The neurosurgeon is currently working on using a relatively new method called CITE sequencing to decipher the nucleotide sequence of the RNA of these surface proteins for individual cells. She hopes that this will allow her to identify different cell types with their typical markers, which would provide a clearer basis for new therapies. However, this method is extremely sensitive. Unlike most other methods, it does not work with tumor tissue that is surgically removed from patients and then frozen until the analyses are conducted, but only with freshly removed tissue cells, as Kienzler discovered when she conducted her first experiments. This is because typically 40 to 50 percent of the cells in the brain tumors that have been surgically removed have already died off. “The process of freezing and thawing further destroys the tissue, which then leaves too few intact cells to perform the delicate examinations,” explains Kienzler. The only solution is for freshly removed tumor samples to be transported directly from the operating theater to the lab so the examinations can be done there straight away. 

Kienzler is now keen to conduct these analyses, which are currently underway for glioblastoma, for brain metastases as well. Although they look a little different to the tumors in the brain itself, they have a very similar effect on the local immune response and on the macrophages. And here too, there is an urgent need for new therapeutic approaches.

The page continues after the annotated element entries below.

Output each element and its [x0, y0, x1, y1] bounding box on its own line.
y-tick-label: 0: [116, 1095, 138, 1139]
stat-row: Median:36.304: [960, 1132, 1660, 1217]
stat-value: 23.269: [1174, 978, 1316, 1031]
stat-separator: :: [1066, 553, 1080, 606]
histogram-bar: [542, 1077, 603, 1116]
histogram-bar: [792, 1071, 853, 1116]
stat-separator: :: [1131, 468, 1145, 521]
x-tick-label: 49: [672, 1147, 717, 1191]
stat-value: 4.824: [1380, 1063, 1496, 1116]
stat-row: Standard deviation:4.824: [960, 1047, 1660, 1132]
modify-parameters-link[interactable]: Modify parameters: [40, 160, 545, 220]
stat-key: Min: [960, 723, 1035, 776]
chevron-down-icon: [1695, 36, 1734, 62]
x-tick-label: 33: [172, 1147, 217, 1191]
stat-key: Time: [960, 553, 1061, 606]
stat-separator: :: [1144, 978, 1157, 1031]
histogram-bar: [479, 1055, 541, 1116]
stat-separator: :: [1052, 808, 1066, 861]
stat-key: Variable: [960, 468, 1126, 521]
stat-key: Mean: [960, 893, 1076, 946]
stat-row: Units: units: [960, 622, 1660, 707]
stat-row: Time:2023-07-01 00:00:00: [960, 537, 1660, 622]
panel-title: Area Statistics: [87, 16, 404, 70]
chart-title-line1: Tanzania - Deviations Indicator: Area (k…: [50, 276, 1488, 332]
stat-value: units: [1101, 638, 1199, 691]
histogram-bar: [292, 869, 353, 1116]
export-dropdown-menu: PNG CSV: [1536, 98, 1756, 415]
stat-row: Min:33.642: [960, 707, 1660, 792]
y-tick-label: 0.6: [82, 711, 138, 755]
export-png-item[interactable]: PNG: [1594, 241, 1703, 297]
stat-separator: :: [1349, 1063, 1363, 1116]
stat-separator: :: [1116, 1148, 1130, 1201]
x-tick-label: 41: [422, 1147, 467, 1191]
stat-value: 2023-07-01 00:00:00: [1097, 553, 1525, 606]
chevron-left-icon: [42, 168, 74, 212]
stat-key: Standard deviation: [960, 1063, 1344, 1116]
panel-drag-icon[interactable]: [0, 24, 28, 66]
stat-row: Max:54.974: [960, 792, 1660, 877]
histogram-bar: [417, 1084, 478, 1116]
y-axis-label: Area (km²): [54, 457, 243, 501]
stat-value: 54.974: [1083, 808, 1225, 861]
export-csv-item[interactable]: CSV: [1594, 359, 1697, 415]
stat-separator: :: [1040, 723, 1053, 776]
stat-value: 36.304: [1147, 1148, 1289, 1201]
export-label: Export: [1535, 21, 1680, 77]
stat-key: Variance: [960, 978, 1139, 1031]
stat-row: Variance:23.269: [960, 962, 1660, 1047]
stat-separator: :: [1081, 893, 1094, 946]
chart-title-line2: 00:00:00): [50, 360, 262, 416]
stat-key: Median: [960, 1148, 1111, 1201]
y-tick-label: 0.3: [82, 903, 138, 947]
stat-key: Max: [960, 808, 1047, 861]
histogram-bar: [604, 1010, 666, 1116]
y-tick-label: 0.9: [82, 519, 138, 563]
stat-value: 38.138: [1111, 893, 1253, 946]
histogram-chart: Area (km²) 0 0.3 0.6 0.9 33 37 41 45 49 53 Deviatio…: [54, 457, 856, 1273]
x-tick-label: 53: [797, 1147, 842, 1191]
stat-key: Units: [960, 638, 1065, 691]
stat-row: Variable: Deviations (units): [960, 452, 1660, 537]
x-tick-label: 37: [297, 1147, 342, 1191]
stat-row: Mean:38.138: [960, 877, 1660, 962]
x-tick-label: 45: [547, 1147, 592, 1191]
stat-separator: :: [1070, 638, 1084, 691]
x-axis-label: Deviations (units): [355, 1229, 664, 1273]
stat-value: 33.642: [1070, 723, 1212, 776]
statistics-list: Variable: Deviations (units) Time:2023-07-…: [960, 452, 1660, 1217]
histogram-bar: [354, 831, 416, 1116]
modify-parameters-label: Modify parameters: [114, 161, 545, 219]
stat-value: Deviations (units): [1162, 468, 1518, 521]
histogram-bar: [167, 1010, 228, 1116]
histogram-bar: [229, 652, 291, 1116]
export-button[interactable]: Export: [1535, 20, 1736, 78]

Kienzler’s research results can already tell us a little bit about the prognosis for patients. For example, her studies have shown that people with tumor cells that carry a certain type of receptor on the surface survive for less time than other patients. The aim now is to narrow down with greater certainty which markers have which effect, as a basis for developing, among other things, specific antibodies to combat them – creating a new immunotherapy. 

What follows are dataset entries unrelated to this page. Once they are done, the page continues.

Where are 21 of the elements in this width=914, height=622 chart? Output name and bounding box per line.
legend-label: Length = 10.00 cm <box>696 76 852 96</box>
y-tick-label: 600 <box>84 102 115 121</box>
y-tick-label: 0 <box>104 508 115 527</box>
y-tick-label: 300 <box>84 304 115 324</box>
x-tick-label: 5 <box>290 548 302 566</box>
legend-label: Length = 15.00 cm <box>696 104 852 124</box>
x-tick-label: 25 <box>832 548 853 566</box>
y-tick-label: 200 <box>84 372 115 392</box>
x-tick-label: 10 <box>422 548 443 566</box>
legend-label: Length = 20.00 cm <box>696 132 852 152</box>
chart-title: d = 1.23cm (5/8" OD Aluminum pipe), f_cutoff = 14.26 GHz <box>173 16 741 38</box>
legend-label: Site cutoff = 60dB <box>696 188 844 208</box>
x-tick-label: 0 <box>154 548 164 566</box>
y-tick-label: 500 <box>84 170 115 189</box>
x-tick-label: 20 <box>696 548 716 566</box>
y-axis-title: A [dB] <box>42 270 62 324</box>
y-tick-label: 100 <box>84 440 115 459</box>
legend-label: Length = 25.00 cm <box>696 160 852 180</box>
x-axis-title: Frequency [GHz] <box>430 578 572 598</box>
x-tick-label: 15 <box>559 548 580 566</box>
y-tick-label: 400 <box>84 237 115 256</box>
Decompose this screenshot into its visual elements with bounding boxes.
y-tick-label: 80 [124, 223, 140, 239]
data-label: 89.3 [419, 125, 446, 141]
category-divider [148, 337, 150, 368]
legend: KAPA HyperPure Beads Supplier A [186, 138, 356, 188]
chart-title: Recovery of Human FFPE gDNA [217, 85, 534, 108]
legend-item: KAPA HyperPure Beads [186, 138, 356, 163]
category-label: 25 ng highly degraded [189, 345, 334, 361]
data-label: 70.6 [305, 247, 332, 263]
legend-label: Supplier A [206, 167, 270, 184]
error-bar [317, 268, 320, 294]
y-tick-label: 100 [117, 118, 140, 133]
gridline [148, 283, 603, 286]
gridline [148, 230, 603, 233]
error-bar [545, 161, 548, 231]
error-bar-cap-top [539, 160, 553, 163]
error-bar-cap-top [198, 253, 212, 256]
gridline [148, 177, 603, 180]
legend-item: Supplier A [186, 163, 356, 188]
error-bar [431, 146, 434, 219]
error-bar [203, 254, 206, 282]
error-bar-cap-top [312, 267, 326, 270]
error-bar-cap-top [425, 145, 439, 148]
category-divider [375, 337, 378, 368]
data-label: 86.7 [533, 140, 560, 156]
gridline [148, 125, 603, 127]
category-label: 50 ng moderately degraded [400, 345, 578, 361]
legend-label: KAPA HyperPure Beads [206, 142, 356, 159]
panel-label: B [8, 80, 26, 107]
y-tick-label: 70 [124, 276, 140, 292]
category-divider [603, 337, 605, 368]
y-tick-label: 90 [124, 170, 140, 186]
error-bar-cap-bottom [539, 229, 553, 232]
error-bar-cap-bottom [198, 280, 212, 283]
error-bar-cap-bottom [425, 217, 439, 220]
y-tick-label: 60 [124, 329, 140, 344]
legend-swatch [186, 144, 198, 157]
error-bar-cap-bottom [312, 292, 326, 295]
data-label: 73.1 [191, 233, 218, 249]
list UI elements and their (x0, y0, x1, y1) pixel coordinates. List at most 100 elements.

In addition to conducting these analyses, the researcher is also taking a closer look at specific tumor-associated messenger substances, known as cytokines. They form part of the signal transmission between cells and regulate cell growth, among other things. As Kienzler has discovered, they also play an important role in attracting the immune system’s macrophages and reprogramming them for the tumor’s benefit. Experiments conducted on mice also revealed that, if the cells are deprived of the ability to produce these kinds of messenger substances, the brain tumors grow at a slower rate. However, it is still unclear exactly how the messenger substances manipulate the macrophages. But what is clear is that these messenger substances also represent a promising potential starting point for a new therapy.